Chapter XVIII

178 80 51
                                    

_Happy Reading_

_Kebohongan terbesar yang ku terima dari mereka yang mencintaiku_

Hampa?, itulah yang dirasakan saat ini, but it’s okay, semua masih aman dalam tahap wajar.

Sebenarnya aku tidak sedang baik-baik saja, namun lebih memilih untuk memahami keadaan yang terjadi sekarang, dan melupakan kepahitan yang sudah berlalu.

Malam yang terang namun tanpa bulan, diterangi oleh cahaya lampu kota bandung, membuatku diam mengingat kenangan yang tak ingin ku ulangi.

Jauh lebih baik kenangan itu tak perlu terjadi, dimana kebohongan besar harus ku terima dari mereka yang mencintaiku.

Flashback On

“Sejak kapan?” selembar surat dengan kasar dilempar ke atas meja kerja ibunya. Perasaan yang berhasil dilukai membuatnya tak bisa membendung air mata ini.

Hati yang tergores sakit, hingga tak sanggup mengeluarkan kata yang ingin di lampiaskan.

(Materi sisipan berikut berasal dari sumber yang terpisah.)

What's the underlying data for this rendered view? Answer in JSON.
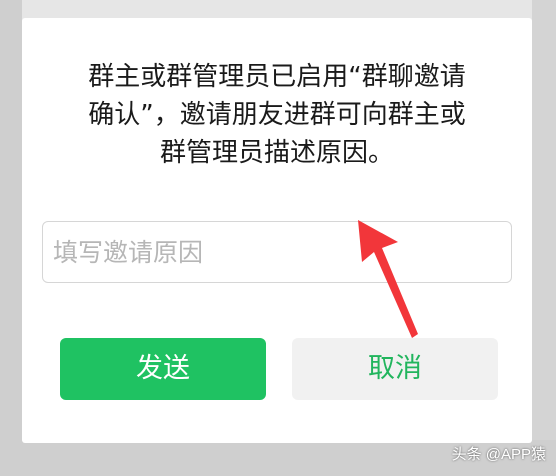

Melihat surat cerai yang sudah terjadi 3 tahun lalu namun dirahasiakan sedemikan rapi, semakin menambah sakit yang teramat sangat untuk seorang anak laki-laki pada masa itu.

Perceraian itu membuatnya trauma untuk menaruh harapan kepada orang lain bahkan sahabatnya.

Karena pada akhirnya ekspetasi terhadap orang lain melukai diri sendiri.

Flashback Off

“Dih, darimana bro? jam segini baru balik, terus itu ngapain masih pakai celana seragam?” sambut Julian dengan pertanyaan yang, yah cukup masuk akal.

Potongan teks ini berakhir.